Antisocial Parallelism: Avoiding, Hiding and Managing Communication


Katherine Yelick (UC Berkeley)
Thursday, December 3, 2015
4:00 PM – 5:15 PM
Shanahan Auditorium

Computing performance growth has affected nearly every aspect of our lives, from social interactions to business and agriculture. In scientific discovery, both simulation and data analysis on more powerful computers will help us understand the impacts and develop mitigations for climate change, design new medical treatments and community responses, and revolutionize the scientific process. But single processor clock speed scaling ended a decade ago, and transistor sizes will approach atomic scales in the next decade. Future computing system designs will be constrained by power density and total system energy, and the two performance approaches are likely to be parallelism and specialization.

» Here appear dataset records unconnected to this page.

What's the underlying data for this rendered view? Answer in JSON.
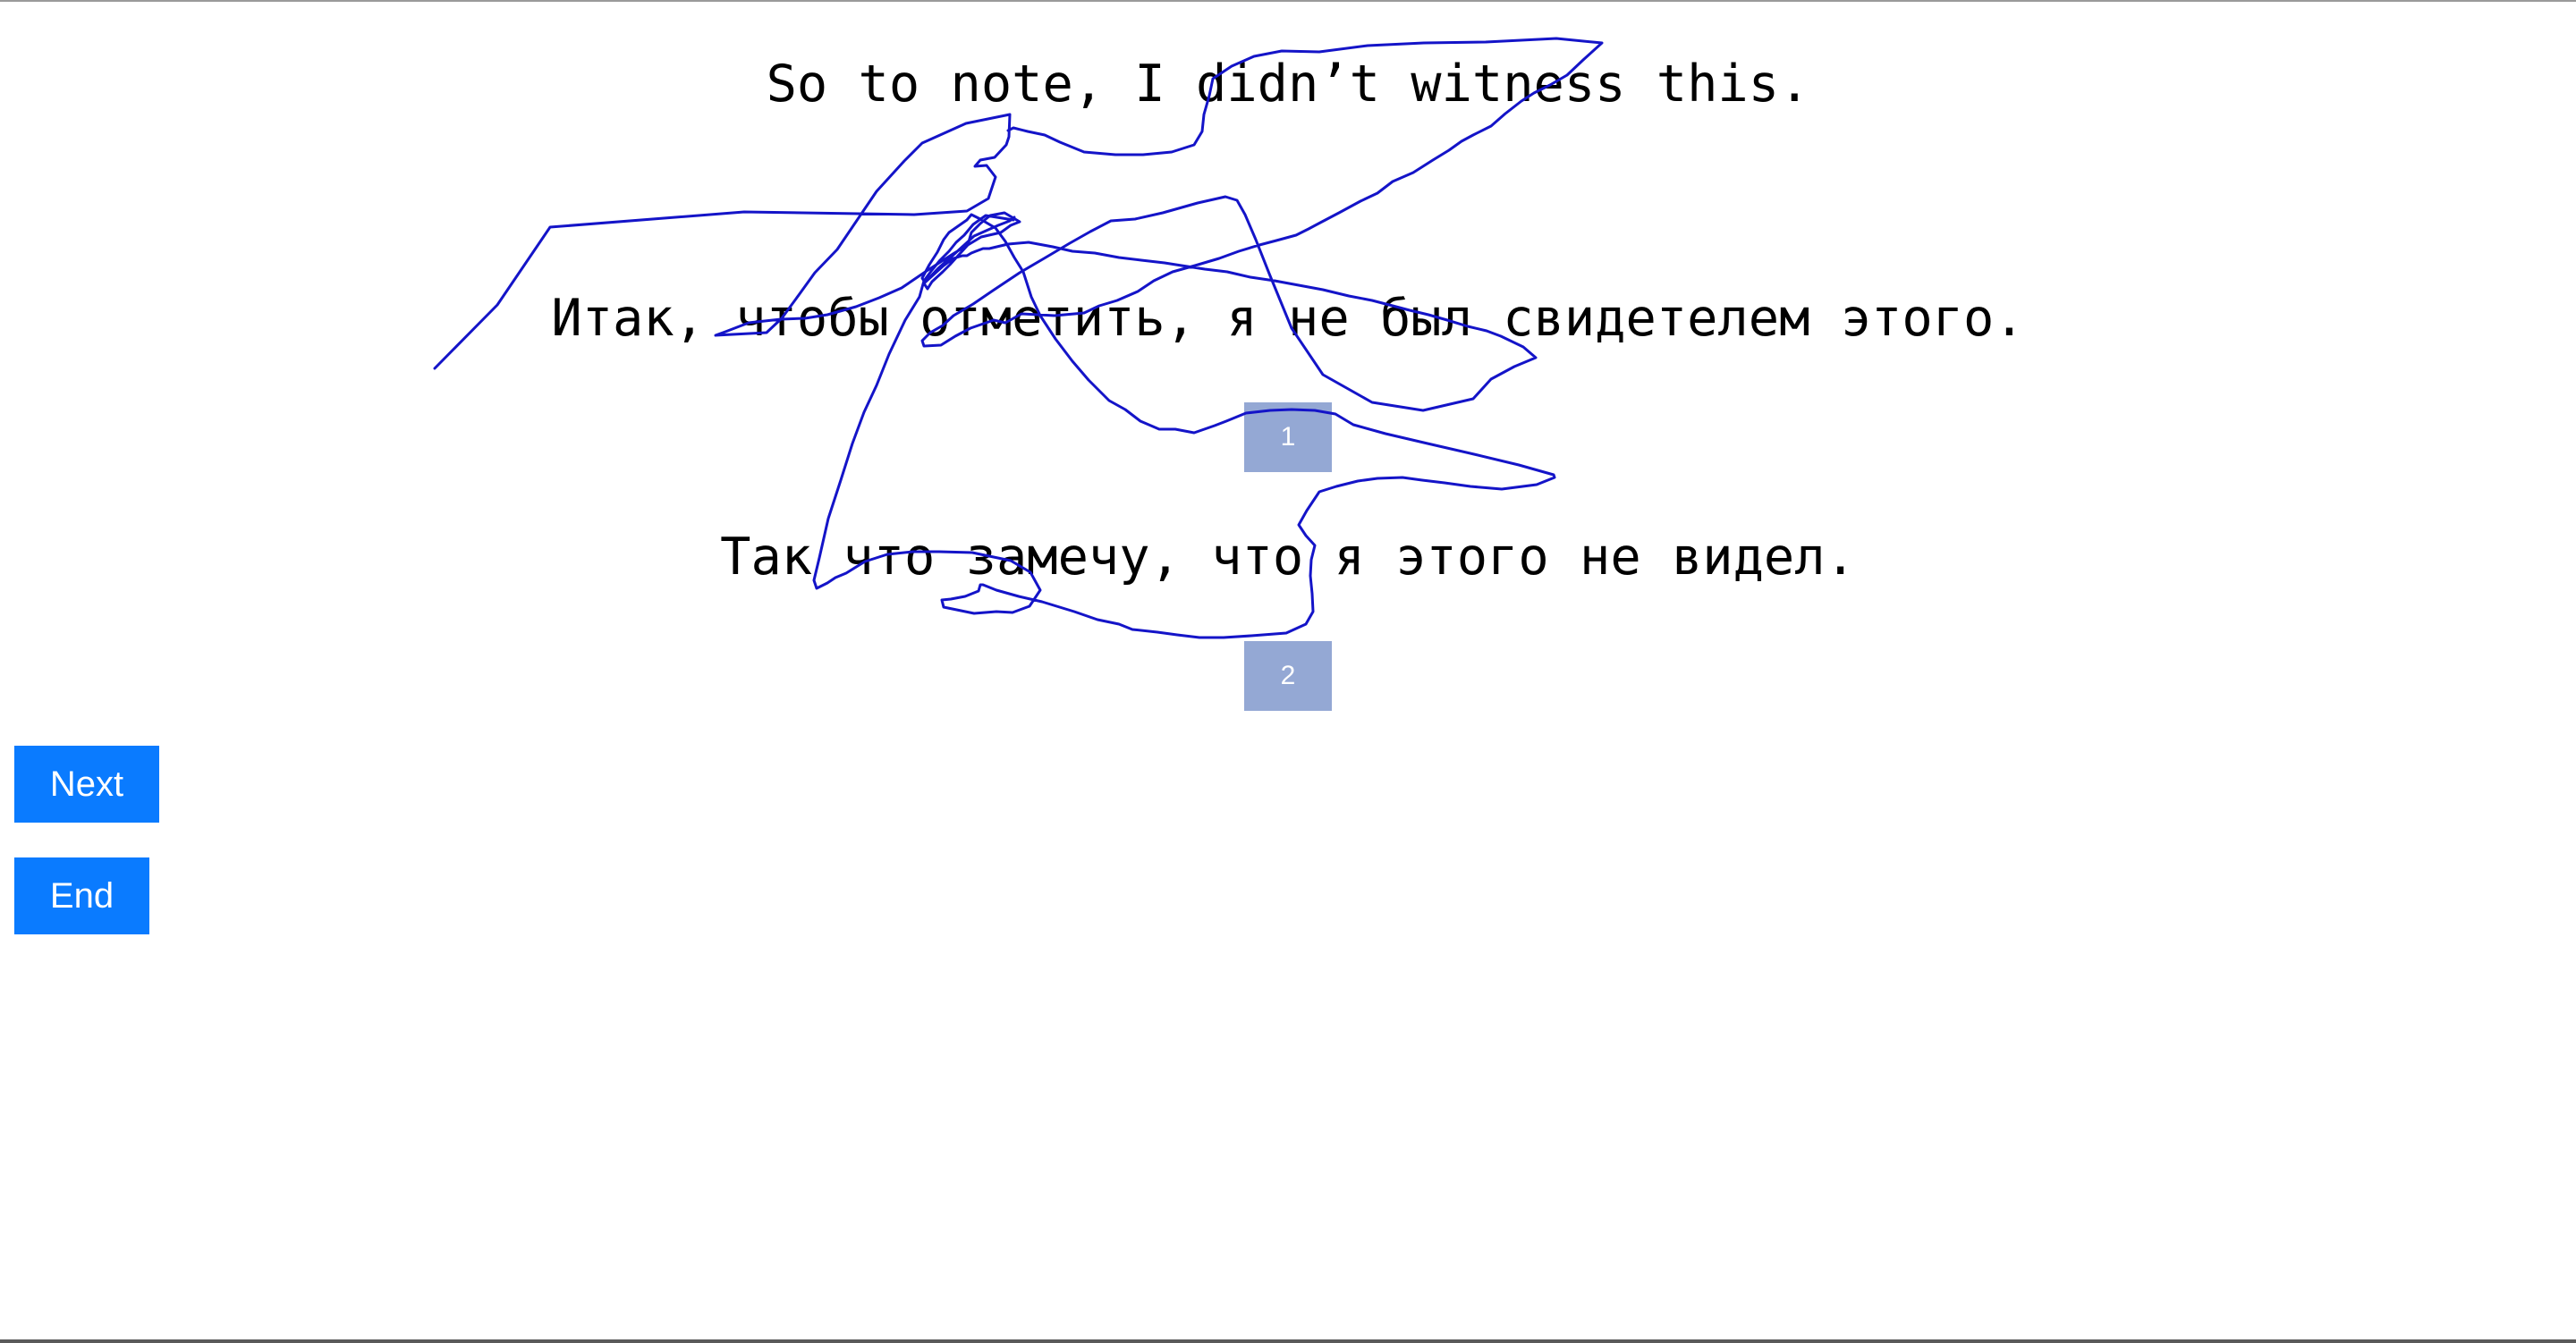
{
  "source_sentence": "So to note, I didn’t witness this.",
  "translations": [
    {
      "number": "1",
      "text": "Итак, чтобы отметить, я не был свидетелем этого."
    },
    {
      "number": "2",
      "text": "Так что замечу, что я этого не видел."
    }
  ],
  "buttons": {
    "next_label": "Next",
    "end_label": "End"
  },
  "colors": {
    "button_blue": "#0a7bff",
    "badge_blue": "#94a8d4",
    "scribble_stroke": "#1414c8"
  }
}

Data movement already dominates running time and energy costs, making communication cost reduction the primary optimization criteria for compilers and programmers. This requires not only new algorithms and programming models, but new ways of thinking about computation to minimize and hide communication, expose fine-grained parallelism, and manage new hardware features. These changes will affect the theoretical models of computing, the analysis of performance, the design of algorithms, and the practice of programming in fundamental ways.

In this talk I will discuss prior work an open problems in optimizing communication costs through overlap, caching and aggregation. Bandwidth reduction often requires more substantial algorithmic transformations, although some techniques, such as loop tiling, are amenable compiler analysis or “autotuning” techniques. More sophisticated algorithmic ideas for communication avoidance have arisen in the communication-optimal algorithms, including the “.5D algorithms.” These ideas are applicable to many domains, from scientific computations to database operations. I will end by describing some recent work that uses advanced algorithms, programming models, and systems to attack previously unsolvable problems in science, namely the assembly of large complex genome datasets.